On Fri, Sep 27, 2013 at 09:13:15PM +0100, Chris Metcalf wrote:
> On 9/26/2013 1:57 PM, Will Deacon wrote:
> > Hi Chris,
> >
> > On Thu, Sep 26, 2013 at 06:24:53PM +0100, Chris Metcalf wrote:
> >> [...]
> >> +static inline unsigned long __my_cpu_offset(void)
> >> +{
> >> + unsigned long tp;
> >> + register unsigned long *sp asm("sp");
> >> + asm("move %0, tp" : "=r" (tp) : "m" (*sp));
> >> + return tp;
> >> +}
> > Hehe, nice to see this hack working out for you too. One thing to check is
> > whether you have any funky addressing modes (things like writeback or
> > post-increment), since the "m" constraint can bite you if you don't actually
> > use it in the asm.
>
> Well, we do have post increments, though I don't see why this is a problem here.
> We define a target specific constraint "U" that excludes post-increments, but
> again I don't see why "m" would cause trouble here.
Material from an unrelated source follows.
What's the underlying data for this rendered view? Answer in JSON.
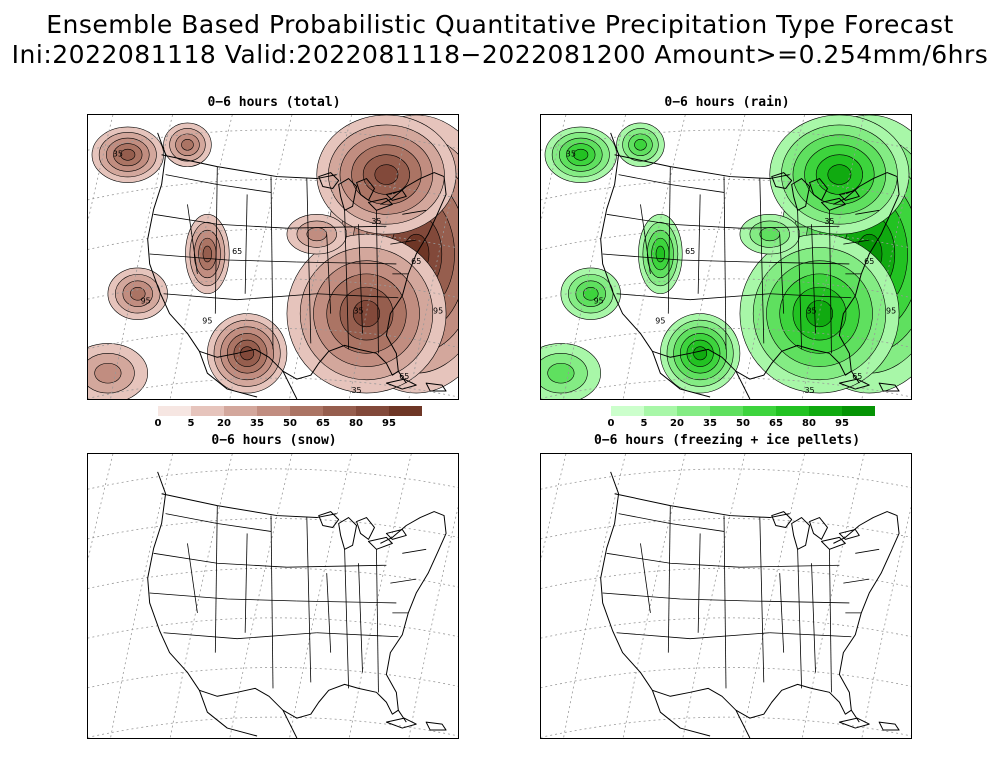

What was your experience?

GCC assumes that each "m" operand is used *exactly once* in the asm, so if
it decided to generate a post-increment/writeback addressing mode, you can
end up with pointers off by a word if you didn't make use of the constraint
in the code. You can try using "o", but GCC sometimes decides that's
impossible during reload, so we end up combining it with the (undocumented,
ARM-specific) "Q" constraint which is simply a [rN] addressing mode.

Will

2013-09-30 18:01:16

by Chris Metcalf

[permalink] [raw]
Subject: Re: [PATCH] tile: use a more conservative __my_cpu_offset in CONFIG_PREEMPT

On 9/30/2013 5:45 AM, Will Deacon wrote:
> On Fri, Sep 27, 2013 at 09:13:15PM +0100, Chris Metcalf wrote:
>> On 9/26/2013 1:57 PM, Will Deacon wrote:
>>> Hi Chris,
>>>
>>> On Thu, Sep 26, 2013 at 06:24:53PM +0100, Chris Metcalf wrote:
>>>> [...]
>>>> +static inline unsigned long __my_cpu_offset(void)
>>>> +{
>>>> + unsigned long tp;
>>>> + register unsigned long *sp asm("sp");
>>>> + asm("move %0, tp" : "=r" (tp) : "m" (*sp));
>>>> + return tp;
>>>> +}
>>> Hehe, nice to see this hack working out for you too. One thing to check is
>>> whether you have any funky addressing modes (things like writeback or
>>> post-increment), since the "m" constraint can bite you if you don't actually
>>> use it in the asm.
>> Well, we do have post increments, though I don't see why this is a problem here.
>> We define a target specific constraint "U" that excludes post-increments, but
>> again I don't see why "m" would cause trouble here. What was your experience?
> GCC assumes that each "m" operand is used *exactly once* in the asm, so if
> it decided to generate a post-increment/writeback addressing mode, you can
> end up with pointers off by a word if you didn't make use of the constraint
> in the code. You can try using "o", but GCC sometimes decides that's
> impossible during reload, so we end up combining it with the (undocumented,
> ARM-specific) "Q" constraint which is simply a [rN] addressing mode.

OK, makes sense. I've changed the code to use a "U" constraint (pushed up to the linux-tile tree).

Thanks!

--
Chris Metcalf, Tilera Corp.
http://www.tilera.com